Keynote 6 - Fire in tropical and subtropical regions: Ecological, Climatic and Societal Dimensions
Imma Oliveras Menor, UMR AMAP (Botany & Modelling of Plants and Vegetation), Research Institute for Development, Montpellier, France |
Short Biography: Imma Oliveras Menor is Research Director in disturbance ecology at the Institute of Research for the Development (IRD, France), Senior Researcher at the Environmental Change Institute (ECI), University of Oxford and Visiting Associate Professor at the Universidade do Estado de Mato Grosso (Brazil). Her research focuses on how ecosystems are responding to global change, with a particular focus to changes in drought and wildfire regimes in tropical and subtropical regions of the world. Her interdisciplinary research group uses approaches from plant physiology, functional trait ecology, ecosystems science and remote sensing to integrate mechanisms and processes at several ecological scales. Recently she has become more interested on the challenge on how to generate science-based management approaches that generate nature recovery such as Integrated Fire Management.

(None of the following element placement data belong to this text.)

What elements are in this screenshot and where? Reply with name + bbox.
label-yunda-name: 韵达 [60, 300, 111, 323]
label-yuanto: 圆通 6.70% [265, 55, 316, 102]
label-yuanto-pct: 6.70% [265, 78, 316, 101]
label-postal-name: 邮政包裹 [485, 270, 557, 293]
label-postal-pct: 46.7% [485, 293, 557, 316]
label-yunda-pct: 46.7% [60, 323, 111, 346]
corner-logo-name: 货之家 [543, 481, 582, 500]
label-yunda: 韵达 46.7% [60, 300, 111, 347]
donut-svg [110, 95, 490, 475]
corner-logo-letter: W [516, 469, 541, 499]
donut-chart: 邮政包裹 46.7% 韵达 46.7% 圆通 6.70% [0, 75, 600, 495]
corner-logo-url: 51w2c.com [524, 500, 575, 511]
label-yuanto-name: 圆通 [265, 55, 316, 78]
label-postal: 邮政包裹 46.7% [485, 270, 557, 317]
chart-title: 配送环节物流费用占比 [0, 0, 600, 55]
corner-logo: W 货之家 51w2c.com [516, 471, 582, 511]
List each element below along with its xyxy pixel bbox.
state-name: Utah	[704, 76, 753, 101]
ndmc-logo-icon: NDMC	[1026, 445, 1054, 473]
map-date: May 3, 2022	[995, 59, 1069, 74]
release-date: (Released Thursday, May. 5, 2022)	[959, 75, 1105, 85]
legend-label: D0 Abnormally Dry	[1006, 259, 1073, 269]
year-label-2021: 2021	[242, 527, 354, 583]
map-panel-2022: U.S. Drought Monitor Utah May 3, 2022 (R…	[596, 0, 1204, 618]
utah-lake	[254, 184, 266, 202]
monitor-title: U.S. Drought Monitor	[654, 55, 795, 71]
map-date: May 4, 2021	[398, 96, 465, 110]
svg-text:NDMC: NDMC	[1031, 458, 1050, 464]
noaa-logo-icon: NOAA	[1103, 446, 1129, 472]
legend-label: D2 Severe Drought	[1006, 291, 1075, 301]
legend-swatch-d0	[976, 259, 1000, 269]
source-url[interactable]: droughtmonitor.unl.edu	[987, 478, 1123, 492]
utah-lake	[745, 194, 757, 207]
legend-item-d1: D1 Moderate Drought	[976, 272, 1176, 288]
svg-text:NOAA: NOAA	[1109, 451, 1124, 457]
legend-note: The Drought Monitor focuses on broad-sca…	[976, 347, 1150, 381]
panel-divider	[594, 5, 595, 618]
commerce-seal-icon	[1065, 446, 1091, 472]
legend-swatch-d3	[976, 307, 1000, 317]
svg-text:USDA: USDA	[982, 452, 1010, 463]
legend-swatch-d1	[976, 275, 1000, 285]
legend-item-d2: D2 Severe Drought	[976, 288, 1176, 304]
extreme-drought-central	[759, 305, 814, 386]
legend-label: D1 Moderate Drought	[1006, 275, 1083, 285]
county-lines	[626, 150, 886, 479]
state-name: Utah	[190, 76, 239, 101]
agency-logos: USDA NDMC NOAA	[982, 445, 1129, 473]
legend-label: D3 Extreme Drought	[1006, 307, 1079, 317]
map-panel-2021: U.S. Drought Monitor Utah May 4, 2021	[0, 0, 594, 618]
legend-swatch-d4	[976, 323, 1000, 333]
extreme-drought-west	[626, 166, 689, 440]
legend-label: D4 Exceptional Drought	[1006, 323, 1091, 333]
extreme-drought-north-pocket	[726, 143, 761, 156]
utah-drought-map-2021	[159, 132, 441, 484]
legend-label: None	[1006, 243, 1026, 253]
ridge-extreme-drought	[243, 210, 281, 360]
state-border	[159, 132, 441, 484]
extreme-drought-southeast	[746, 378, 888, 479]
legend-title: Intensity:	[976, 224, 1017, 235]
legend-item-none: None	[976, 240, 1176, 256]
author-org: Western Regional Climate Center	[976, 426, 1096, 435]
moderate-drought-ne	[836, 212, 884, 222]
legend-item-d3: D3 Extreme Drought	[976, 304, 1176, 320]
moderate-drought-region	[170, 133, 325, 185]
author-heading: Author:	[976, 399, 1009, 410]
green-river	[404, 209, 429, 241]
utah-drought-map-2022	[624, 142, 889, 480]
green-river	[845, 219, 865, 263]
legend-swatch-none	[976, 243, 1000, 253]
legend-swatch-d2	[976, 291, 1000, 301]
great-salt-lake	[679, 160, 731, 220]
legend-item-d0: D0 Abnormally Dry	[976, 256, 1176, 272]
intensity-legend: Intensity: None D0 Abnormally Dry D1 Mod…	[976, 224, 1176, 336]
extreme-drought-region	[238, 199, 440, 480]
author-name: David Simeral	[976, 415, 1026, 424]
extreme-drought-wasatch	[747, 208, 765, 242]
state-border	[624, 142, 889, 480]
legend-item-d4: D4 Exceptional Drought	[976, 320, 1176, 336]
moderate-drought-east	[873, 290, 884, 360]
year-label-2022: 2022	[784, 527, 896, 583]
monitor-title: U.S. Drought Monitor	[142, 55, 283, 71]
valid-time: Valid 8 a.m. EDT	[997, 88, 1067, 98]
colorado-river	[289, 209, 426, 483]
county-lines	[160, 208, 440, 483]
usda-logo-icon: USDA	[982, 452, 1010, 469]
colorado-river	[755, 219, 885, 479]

Short Summary: Tropical and subtropical ecosystems include fire-sensitive and fire-prone landscapes on Earth that co-exist next to each other and sustain the livelihood of over 40% of the Earth’s population. In this presentation I will give nad overview of the ecological, climatic, and societal dimensions of fire in the tropical and subtropical regions of the world, highlighting how shifting fire regimes interact with deforestation, land-use change, and climate variability to reshape biodiversity and carbon dynamics. Beyond natural drivers, we examine the cultural and practical use of fire by Indigenous and local communities—practices that have sustained some landscapes for centuries—and contrast these with modern fire exclusion policies that often disrupt ecological balance and increase vulnerability to catastrophic wildfires. I will discuss the cascading feedbacks between wildfire, atmospheric processes, and human livelihoods, and why wildfires in these regions are not just local disturbances but global drivers of change. I will close the presentation with a reflection on how we should move from wildfire risk management approaches toward integrated fire management that takes into account the social, cultural, and ecological dimensions associated to fire in the territory.